The main message of the book is that education must come from inspiration. Teachers must inspire their students, not just teach them. His prescription for parents or teachers is to read the classics, and then get interested enough in them and their relationship to life and to each other, to inspire their students (children) to get really excited about them, too. This, he says, will make the student into a "leader," a "statesman," and a Great Person. I can see how this is true. Unfortunately I have read only a few classics, really - and any of the ones I read in high school were a waste because I didn't understand how to approach literature at the time. Needless to say, literature classics were the only classics offered in my public high school.

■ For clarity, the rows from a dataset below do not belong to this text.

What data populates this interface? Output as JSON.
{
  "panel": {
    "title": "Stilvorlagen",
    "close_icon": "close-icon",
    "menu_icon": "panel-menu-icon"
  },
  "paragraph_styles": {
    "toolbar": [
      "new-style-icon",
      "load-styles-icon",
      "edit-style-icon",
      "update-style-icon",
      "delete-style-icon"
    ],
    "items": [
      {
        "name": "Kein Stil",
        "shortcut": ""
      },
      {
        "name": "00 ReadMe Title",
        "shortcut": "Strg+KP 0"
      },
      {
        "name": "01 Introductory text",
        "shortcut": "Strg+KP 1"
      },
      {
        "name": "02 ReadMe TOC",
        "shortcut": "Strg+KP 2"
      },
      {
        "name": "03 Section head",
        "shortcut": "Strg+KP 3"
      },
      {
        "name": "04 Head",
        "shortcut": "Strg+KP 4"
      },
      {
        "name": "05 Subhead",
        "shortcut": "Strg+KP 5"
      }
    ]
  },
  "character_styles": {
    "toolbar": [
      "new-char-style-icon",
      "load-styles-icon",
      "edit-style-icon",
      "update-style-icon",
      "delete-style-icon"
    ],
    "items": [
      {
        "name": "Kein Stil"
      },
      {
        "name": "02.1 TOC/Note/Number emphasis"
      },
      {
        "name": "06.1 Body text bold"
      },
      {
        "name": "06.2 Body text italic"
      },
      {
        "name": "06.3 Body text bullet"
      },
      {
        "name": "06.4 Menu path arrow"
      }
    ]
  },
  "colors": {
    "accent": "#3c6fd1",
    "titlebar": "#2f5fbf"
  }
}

It never even occurred to me that there are "math classics" or "physics classics" until I read this book.
The main reason I have to be wary, maybe of the idea of classics is that so many things I am interested in are considered new fields, and/or they are based, in my opinion, on wrong beliefs in the first place. For instance, the entire field of psychology is based on the idea that 20th century civilized subjects can be considered normal. I have yet to read Freud. . . but I have my own idea of what the real classic in psychology should be, and that is The Continuum Concept, or maybe something by Joseph Chilton Pearce. Or maybe even Rudolf Steiner?
Anyway, I like A Thomas Jefferson Education because it's very unschooler-y - based on the way people used to be educated back before school as we know it, which is a pretty new concept, even existed. Back when people used to be incredibly competent by the time they were twelve years old.